Gridmaster: Closing Thoughts
This month I’m shutting down Gridmaster, a side-project that my friend Andrew and I have worked on periodically since 2015.
Gridmaster was a online tool for learning Microsoft Excel by doing, not watching. It included interactive courses that were built around challenges you could complete in a realistic spreadsheet environment.
At first, it used a virtual spreadsheet embedded in a web browser:
Eventually, we moved the courses right into Microsoft Excel, by building an Add-in:
The product got a lot of attention early on, hitting the first page of Hacker News, and winning a Hackathon hosted by Microsoft. It was highly rated in the Add-in store and we’d periodically get emails from customers who loved it. But at the end of the day, we struggled to regularly acquire new paying customers.
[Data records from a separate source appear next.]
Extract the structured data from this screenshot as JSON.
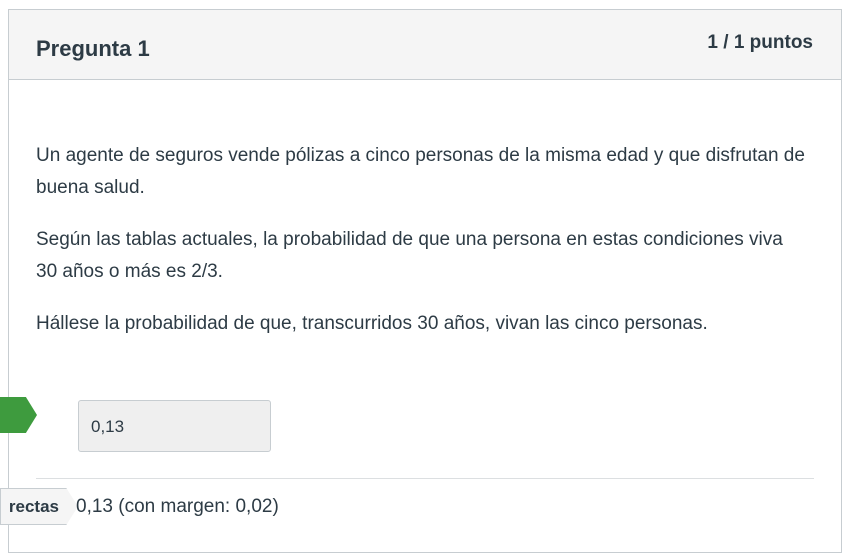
{
  "question": {
    "title": "Pregunta 1",
    "points": "1 / 1 puntos",
    "paragraphs": [
      "Un agente de seguros vende pólizas a cinco personas de la misma edad y que disfrutan de buena salud.",
      "Según las tablas actuales, la probabilidad de que una persona en estas condiciones viva 30 años o más es 2/3.",
      "Hállese la probabilidad de que, transcurridos 30 años, vivan las cinco personas."
    ],
    "answer_value": "0,13",
    "correct_tag_label": "rectas",
    "correct_answer_text": "0,13 (con margen: 0,02)"
  },
  "colors": {
    "correct_marker": "#3e9b3e",
    "header_bg": "#f5f5f5",
    "text": "#2d3b45"
  }
}
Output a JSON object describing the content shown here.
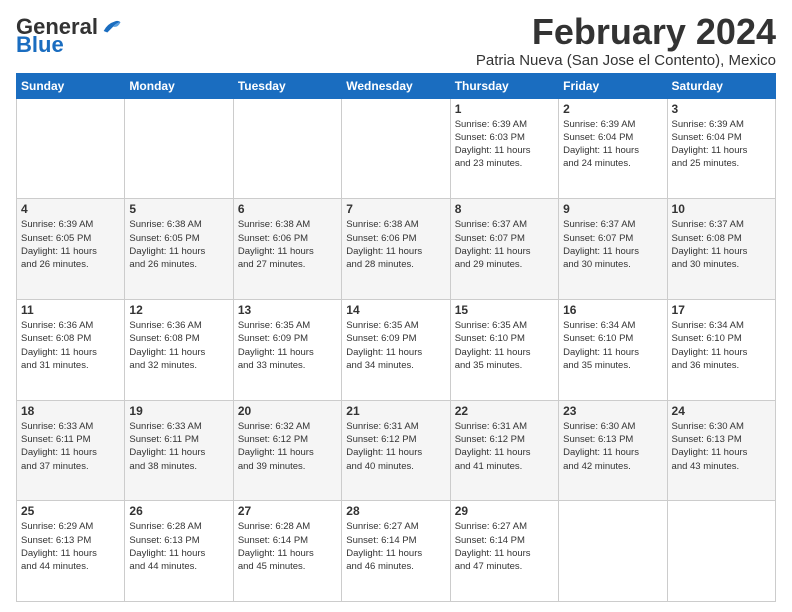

I won’t go into detail about all the things we tried, but after a long time of pushing, it became clear that continuing to iterate would require some big sacrifices that I wasn’t ready to make.
In many ways, this was the most ambitious side-project I’ve worked on, and there are several things I’m proud of:
- The design and user experience. The website looked good, the Add-in was intuitive, challenge feedback was instant, and you could navigate courses easily, even inside a tiny sidebar. This project helped me prove to myself that I could be a designer.
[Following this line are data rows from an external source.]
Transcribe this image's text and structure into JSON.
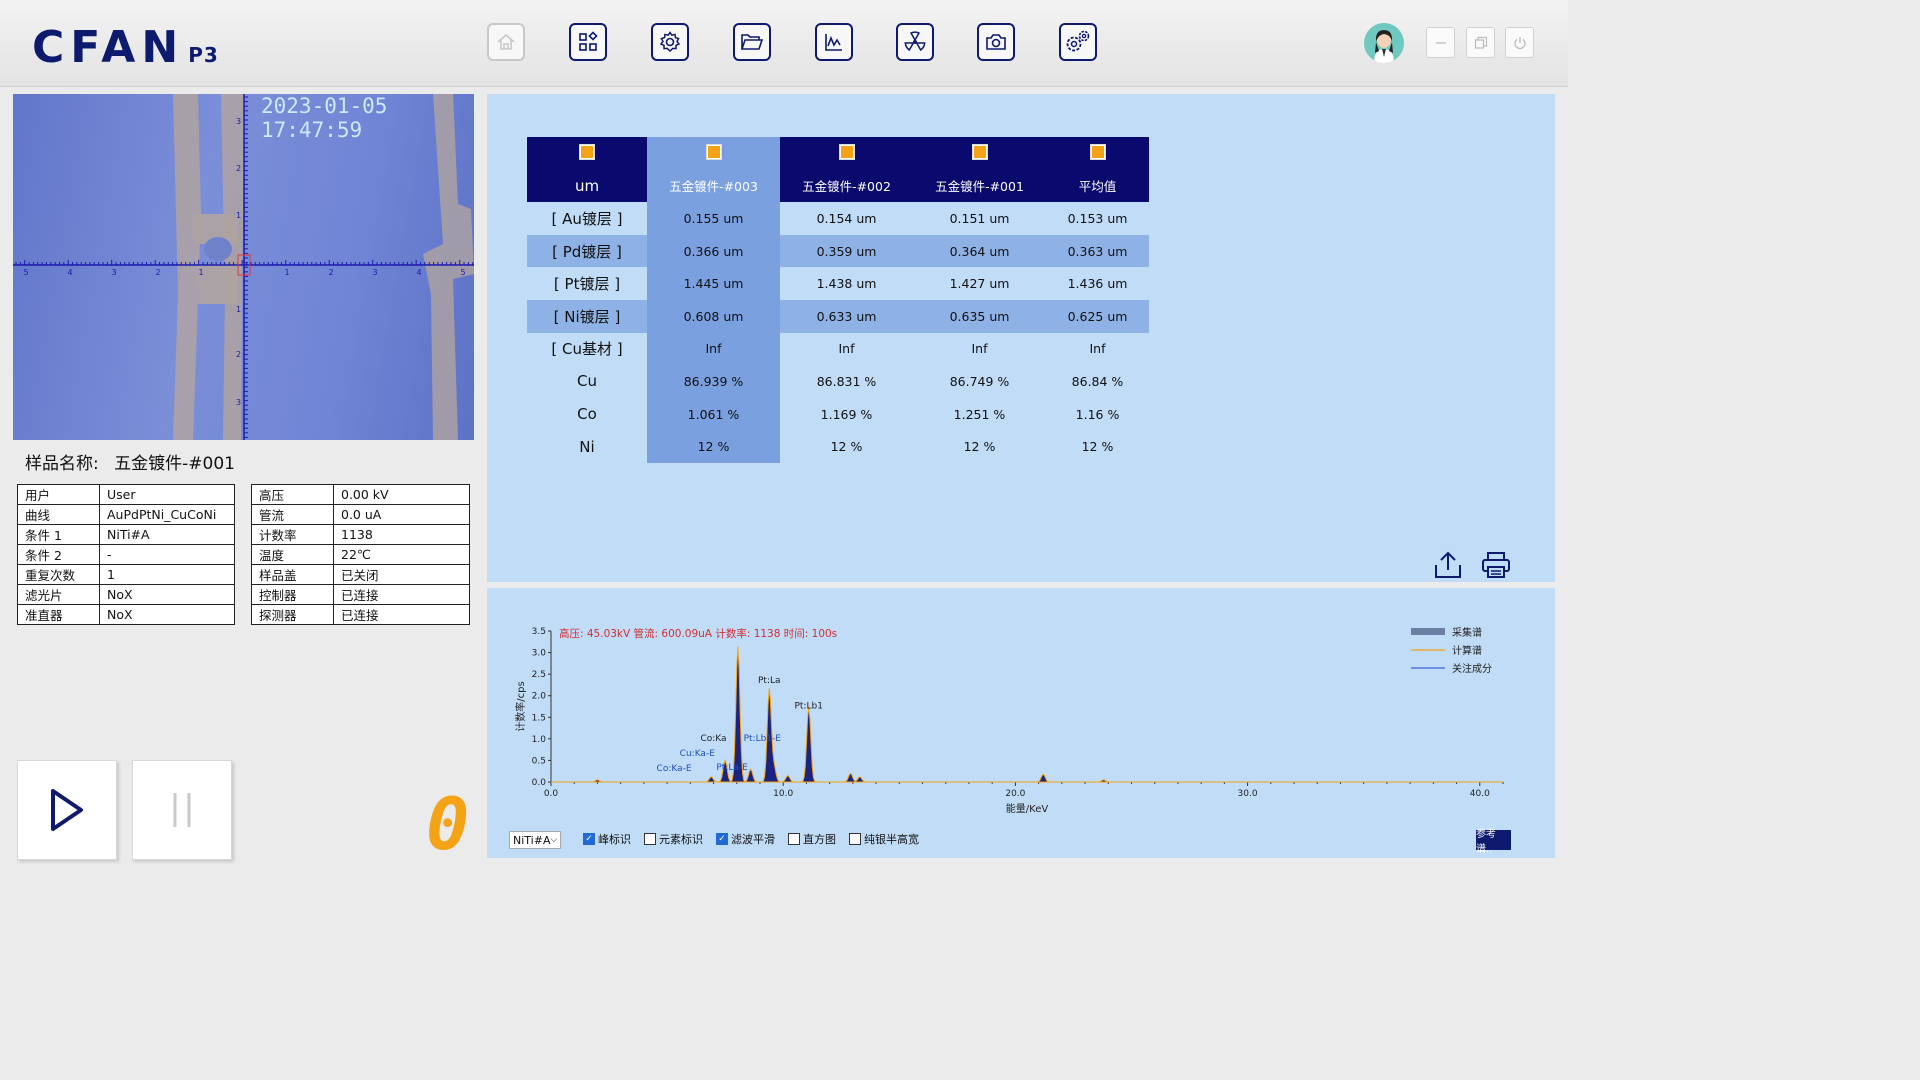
{
  "app": {
    "logo": "CFAN",
    "logo_sub": "P3"
  },
  "nav": [
    {
      "name": "home-icon",
      "enabled": false
    },
    {
      "name": "apps-icon",
      "enabled": true
    },
    {
      "name": "gear-icon",
      "enabled": true
    },
    {
      "name": "folder-open-icon",
      "enabled": true
    },
    {
      "name": "chart-icon",
      "enabled": true
    },
    {
      "name": "radiation-icon",
      "enabled": true
    },
    {
      "name": "camera-icon",
      "enabled": true
    },
    {
      "name": "gears-icon",
      "enabled": true
    }
  ],
  "camera": {
    "timestamp": "2023-01-05 17:47:59",
    "h_ticks": [
      "5",
      "4",
      "3",
      "2",
      "1",
      "1",
      "2",
      "3",
      "4",
      "5"
    ],
    "v_ticks": [
      "3",
      "2",
      "1",
      "1",
      "2",
      "3"
    ]
  },
  "sample": {
    "label": "样品名称:",
    "value": "五金镀件-#001"
  },
  "info_left": [
    {
      "k": "用户",
      "v": "User"
    },
    {
      "k": "曲线",
      "v": "AuPdPtNi_CuCoNi"
    },
    {
      "k": "条件 1",
      "v": "NiTi#A"
    },
    {
      "k": "条件 2",
      "v": "-"
    },
    {
      "k": "重复次数",
      "v": "1"
    },
    {
      "k": "滤光片",
      "v": "NoX"
    },
    {
      "k": "准直器",
      "v": "NoX"
    }
  ],
  "info_right": [
    {
      "k": "高压",
      "v": "0.00 kV"
    },
    {
      "k": "管流",
      "v": "0.0 uA"
    },
    {
      "k": "计数率",
      "v": "1138"
    },
    {
      "k": "温度",
      "v": "22℃"
    },
    {
      "k": "样品盖",
      "v": "已关闭"
    },
    {
      "k": "控制器",
      "v": "已连接"
    },
    {
      "k": "探测器",
      "v": "已连接"
    }
  ],
  "counter_digit": "0",
  "results": {
    "unit": "um",
    "columns": [
      "五金镀件-#003",
      "五金镀件-#002",
      "五金镀件-#001",
      "平均值"
    ],
    "rows": [
      {
        "label": "[ Au镀层 ]",
        "values": [
          "0.155 um",
          "0.154 um",
          "0.151 um",
          "0.153 um"
        ]
      },
      {
        "label": "[ Pd镀层 ]",
        "values": [
          "0.366 um",
          "0.359 um",
          "0.364 um",
          "0.363 um"
        ]
      },
      {
        "label": "[ Pt镀层 ]",
        "values": [
          "1.445 um",
          "1.438 um",
          "1.427 um",
          "1.436 um"
        ]
      },
      {
        "label": "[ Ni镀层 ]",
        "values": [
          "0.608 um",
          "0.633 um",
          "0.635 um",
          "0.625 um"
        ]
      },
      {
        "label": "[ Cu基材 ]",
        "values": [
          "Inf",
          "Inf",
          "Inf",
          "Inf"
        ]
      },
      {
        "label": "Cu",
        "values": [
          "86.939 %",
          "86.831 %",
          "86.749 %",
          "86.84 %"
        ]
      },
      {
        "label": "Co",
        "values": [
          "1.061 %",
          "1.169 %",
          "1.251 %",
          "1.16 %"
        ]
      },
      {
        "label": "Ni",
        "values": [
          "12 %",
          "12 %",
          "12 %",
          "12 %"
        ]
      }
    ]
  },
  "spectrum": {
    "status": "高压: 45.03kV 管流: 600.09uA 计数率: 1138 时间: 100s",
    "legend": [
      "采集谱",
      "计算谱",
      "关注成分"
    ],
    "condition_select": "NiTi#A",
    "options": [
      {
        "label": "峰标识",
        "checked": true
      },
      {
        "label": "元素标识",
        "checked": false
      },
      {
        "label": "滤波平滑",
        "checked": true
      },
      {
        "label": "直方图",
        "checked": false
      },
      {
        "label": "纯银半高宽",
        "checked": false
      }
    ],
    "ref_button": "参考谱..",
    "colors": {
      "acquired": "#1a237e",
      "calculated": "#f5a316",
      "focus": "#3b5bdb",
      "status": "#d32f2f"
    }
  },
  "chart_data": {
    "type": "line",
    "xlabel": "能量/KeV",
    "ylabel": "计数率/cps",
    "xlim": [
      0,
      41
    ],
    "ylim": [
      0,
      3.5
    ],
    "x_ticks": [
      "0.0",
      "10.0",
      "20.0",
      "30.0",
      "40.0"
    ],
    "y_ticks": [
      "0.0",
      "0.5",
      "1.0",
      "1.5",
      "2.0",
      "2.5",
      "3.0",
      "3.5"
    ],
    "series": [
      {
        "name": "采集谱",
        "x": [
          0,
          2.0,
          6.9,
          7.5,
          8.05,
          8.6,
          9.4,
          9.6,
          10.2,
          11.1,
          12.9,
          13.3,
          21.2,
          23.8,
          41
        ],
        "values": [
          0,
          0.05,
          0.12,
          0.5,
          3.15,
          0.3,
          2.15,
          0.35,
          0.15,
          1.75,
          0.2,
          0.12,
          0.18,
          0.05,
          0
        ]
      }
    ],
    "peak_labels": [
      {
        "label": "Pt:La",
        "x": 9.4,
        "y": 2.3
      },
      {
        "label": "Pt:Lb1",
        "x": 11.1,
        "y": 1.7
      },
      {
        "label": "Co:Ka",
        "x": 7.0,
        "y": 0.95
      },
      {
        "label": "Cu:Ka-E",
        "x": 6.3,
        "y": 0.6
      },
      {
        "label": "Pt:Lb1-E",
        "x": 9.1,
        "y": 0.95
      },
      {
        "label": "Co:Ka-E",
        "x": 5.3,
        "y": 0.25
      },
      {
        "label": "Pt:La-E",
        "x": 7.8,
        "y": 0.28
      }
    ]
  }
}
- Customer feedback. We set up all sorts of feedback loops so it was easy to hear from our customers and fix any issues they were running into. Not being connected to your customers is a common failure point, so we made it a priority.
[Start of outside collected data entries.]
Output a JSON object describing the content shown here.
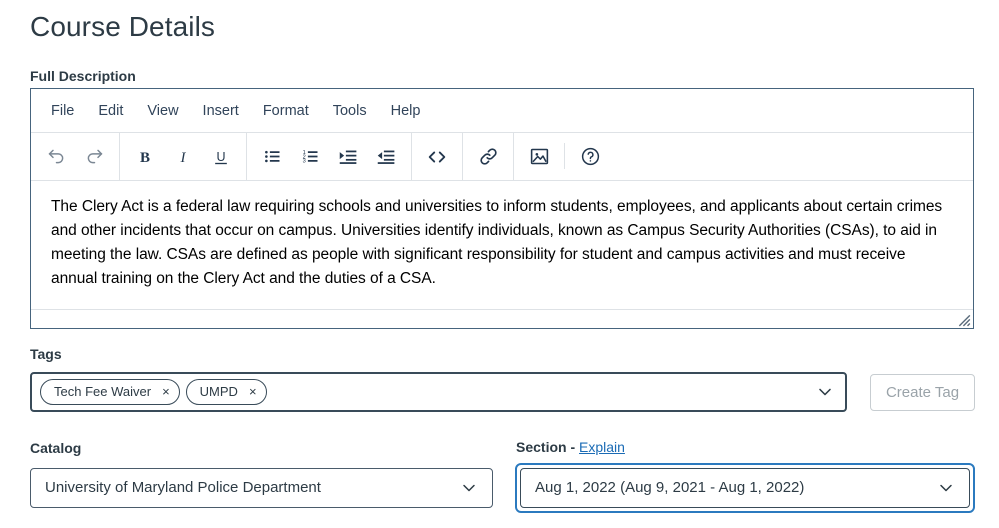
{
  "page": {
    "title": "Course Details"
  },
  "full_description": {
    "label": "Full Description",
    "menubar": [
      {
        "label": "File",
        "name": "menu-file"
      },
      {
        "label": "Edit",
        "name": "menu-edit"
      },
      {
        "label": "View",
        "name": "menu-view"
      },
      {
        "label": "Insert",
        "name": "menu-insert"
      },
      {
        "label": "Format",
        "name": "menu-format"
      },
      {
        "label": "Tools",
        "name": "menu-tools"
      },
      {
        "label": "Help",
        "name": "menu-help"
      }
    ],
    "toolbar": [
      {
        "icon": "undo-icon",
        "title": "Undo"
      },
      {
        "icon": "redo-icon",
        "title": "Redo"
      },
      {
        "icon": "bold-icon",
        "title": "Bold"
      },
      {
        "icon": "italic-icon",
        "title": "Italic"
      },
      {
        "icon": "underline-icon",
        "title": "Underline"
      },
      {
        "icon": "bullet-list-icon",
        "title": "Bullet list"
      },
      {
        "icon": "numbered-list-icon",
        "title": "Numbered list"
      },
      {
        "icon": "increase-indent-icon",
        "title": "Increase indent"
      },
      {
        "icon": "decrease-indent-icon",
        "title": "Decrease indent"
      },
      {
        "icon": "source-code-icon",
        "title": "Source code"
      },
      {
        "icon": "link-icon",
        "title": "Insert link"
      },
      {
        "icon": "image-icon",
        "title": "Insert image"
      },
      {
        "icon": "help-icon",
        "title": "Help"
      }
    ],
    "content": "The Clery Act is a federal law requiring schools and universities to inform students, employees, and applicants about certain crimes and other incidents that occur on campus. Universities identify individuals, known as Campus Security Authorities (CSAs), to aid in meeting the law. CSAs are defined as people with significant responsibility for student and campus activities and must receive annual training on the Clery Act and the duties of a CSA."
  },
  "tags": {
    "label": "Tags",
    "chips": [
      {
        "label": "Tech Fee Waiver",
        "remove": "×"
      },
      {
        "label": "UMPD",
        "remove": "×"
      }
    ],
    "create_button": "Create Tag"
  },
  "catalog": {
    "label": "Catalog",
    "value": "University of Maryland Police Department"
  },
  "section": {
    "label_prefix": "Section - ",
    "label_link": "Explain",
    "value": "Aug 1, 2022 (Aug 9, 2021 - Aug 1, 2022)"
  },
  "colors": {
    "text": "#2d3b45",
    "link": "#1a6bb5",
    "focus_ring": "#2b7abf",
    "border_dark": "#394b59",
    "border_light": "#dee2e6",
    "disabled_text": "#9aa3a9"
  }
}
- The quality of the courses. They were polished, comprehensive, and had some really sophisticated challenges, like checking formulas across multiple sheets and validating custom functions. In addition, the exercise checker was really robust, providing targeted correction for dozens of common user mistakes in each challenge.
- Growing my backend development experience. I really got in the weeds of caching, authentication, database design, docker-compose, continuous integration, Rails, and many other things for the first time.
Traditional Excel training still isn’t that great, and I still believe that the interactive approach we took is the future of online learning in general. I’m looking forward to seeing other future products build on the ideas we explored.